= Shabdamanidarpana =

13th century classic of Kannada grammar

Shabdamanidarpanam (ಶಬ್ದಮಣಿದರ್ಪಣಂ Śabdamaṇidarpaṇam, "The Jewel Mirror of Language"), is a comprehensive treatise on Kannada grammar written by Kēśirāja in 1260 CE. It is the earliest systematized account of Kannada grammar, and has been regarded as an authority for the literary language since its composition. Kēśirāja draws significantly upon the Kātantra system of Sanskrit grammar, owing to the widespread use of Sanskrit as a language of intellectual life.

The Śabdamaṇidarpaṇa is composed in kanda padya, a meter often employed in Kannada technical literature. Kēśirāja included his own gloss (vṛtti) along with the work. Later commentaries were also composed, such as the Sūtrānvayaratnamāle by Liṅgaṇārādhya (16th century CE) and the ṭīke ("commentary") of Niṣṭhūra (or Niṭṭūru) Nañjayya (18th century CE). There also exist modern commentaries, such as T.V. Venkatachalashastry's Darpaṇavivaraṇa. These attest to the work's enduring importance in the Kannada literary tradition.

==Mention of early poets==
The text of Sabdamanidarpanam starts with an invocation of the great Kannada poets of earlier generations who are considered as authorities by Kesiraja, as cited by him.

The expert way (sumārgam) of Gajaga, Gunanandi, Manasija, Asaga, Candrabhatta, Gunavarma, Srivijaya, Honna (Ponna), Hampa (Pampa), Sujanōttamsa - these provide the illustrative instances (lakshya) in this work.
In Shabdamanidarpanam, about twenty poets and thirty works are cited, and almost every rule is explained with quotations. This work points out the Kannada language development in the preceding three centuries.
— Kesiraja (translated)

==Grammar topics==

===Significance of grammar===
In the very beginning of the Shabdamanidarpanam, in the preface section, Kesiraja explains the significance of Grammar in the context of a language and its learning:

Through grammar (correct) words originate; through the words of that grammar, meaning (originates); through meaning the beholding of truth; through the beholding of truth, the desired final beatitude; this (final beatitude) is the fruit for the learned.
— sūtra 10 of the Preface, Shabdamanidarpanam - Kesiraja

===Adjectives===
In one of the aphorisms (sūtra) of Shabdamanidarpanam, Kesiraja gives a list of forms ending in /-tu/ and /-du/ labelling them as guNavaachi (ಗುಣವಾಚಿ), the adjectives.

===Lexicography===
Shabdamanidarpanam is important from the view of lexicography.

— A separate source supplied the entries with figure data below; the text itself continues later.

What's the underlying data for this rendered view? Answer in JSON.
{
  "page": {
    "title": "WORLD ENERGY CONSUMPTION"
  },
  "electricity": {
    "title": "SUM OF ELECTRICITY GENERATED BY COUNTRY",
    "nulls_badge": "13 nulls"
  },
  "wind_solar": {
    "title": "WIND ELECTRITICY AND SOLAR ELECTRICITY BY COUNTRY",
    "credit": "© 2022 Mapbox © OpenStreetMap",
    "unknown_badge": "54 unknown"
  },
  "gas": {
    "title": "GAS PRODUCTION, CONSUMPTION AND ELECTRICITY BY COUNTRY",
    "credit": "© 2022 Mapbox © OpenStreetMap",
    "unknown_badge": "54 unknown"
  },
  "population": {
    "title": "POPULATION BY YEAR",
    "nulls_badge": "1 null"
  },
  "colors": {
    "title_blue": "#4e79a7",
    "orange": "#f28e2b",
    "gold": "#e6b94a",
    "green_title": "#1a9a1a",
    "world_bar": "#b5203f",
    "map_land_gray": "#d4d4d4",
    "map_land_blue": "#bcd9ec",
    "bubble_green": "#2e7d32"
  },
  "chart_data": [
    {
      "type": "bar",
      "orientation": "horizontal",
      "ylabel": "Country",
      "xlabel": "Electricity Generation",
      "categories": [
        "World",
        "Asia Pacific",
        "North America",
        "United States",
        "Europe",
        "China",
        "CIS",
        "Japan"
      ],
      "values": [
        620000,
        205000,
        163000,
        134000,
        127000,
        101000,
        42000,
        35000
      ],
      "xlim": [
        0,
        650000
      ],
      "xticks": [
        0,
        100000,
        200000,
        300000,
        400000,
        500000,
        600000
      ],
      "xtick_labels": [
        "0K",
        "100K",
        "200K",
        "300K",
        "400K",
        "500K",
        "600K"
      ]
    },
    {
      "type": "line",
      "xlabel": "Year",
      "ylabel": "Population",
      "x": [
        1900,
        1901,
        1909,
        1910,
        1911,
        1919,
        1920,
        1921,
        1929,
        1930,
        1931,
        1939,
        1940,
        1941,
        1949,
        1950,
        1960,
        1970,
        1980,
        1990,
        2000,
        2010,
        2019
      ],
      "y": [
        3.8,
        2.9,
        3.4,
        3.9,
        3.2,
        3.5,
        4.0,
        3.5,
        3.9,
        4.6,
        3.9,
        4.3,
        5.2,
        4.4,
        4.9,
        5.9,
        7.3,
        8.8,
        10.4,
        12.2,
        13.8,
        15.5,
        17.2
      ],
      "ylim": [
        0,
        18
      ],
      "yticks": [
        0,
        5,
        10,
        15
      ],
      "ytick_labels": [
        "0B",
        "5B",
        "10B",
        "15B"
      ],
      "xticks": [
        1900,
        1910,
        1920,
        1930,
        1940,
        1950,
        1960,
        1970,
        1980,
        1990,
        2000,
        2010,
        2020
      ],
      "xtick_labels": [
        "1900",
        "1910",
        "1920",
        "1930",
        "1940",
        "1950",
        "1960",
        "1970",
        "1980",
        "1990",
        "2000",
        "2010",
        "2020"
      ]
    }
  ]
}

An attempt at lexicon-making is provided in several parts of the work. The work has the list of verbal roots and words containing ḷ and ḹ sounds. There is also a chapter called 'prayŌgasāra' where Kesiraja has quoted a number of rare words along with their meanings.

===Sound forms===
- Articulate sounds

By the wish of the individual soul, by means of suitable (vital) air, at the root of the navel, like a trumpet, the substance of sound (sabda- dravya) originates which is white (sveta, dhavala); its result is (articulate, aksharatmaka) sound (sabda); and: 'The body is the musical instrument, the tongue is the plectrum, the individual soul is the performer; on account of the operation of his mind (articulate) sound (sabda) originates which is of a white colour (dhavalavarna) and has the form of letters (aksharariipa).
— Ferdinand Kittel, translated from original Shabdamanidarpanam by Kesiraja.

- Inarticulate sounds

Inarticulate (anaksharatmaka) sounds, as thunder from the clouds or the roar of the sea, have no representations in grammatical alphabets.
— Ferdinand Kittel, translated from original Shabdamanidarpana by Kesiraja.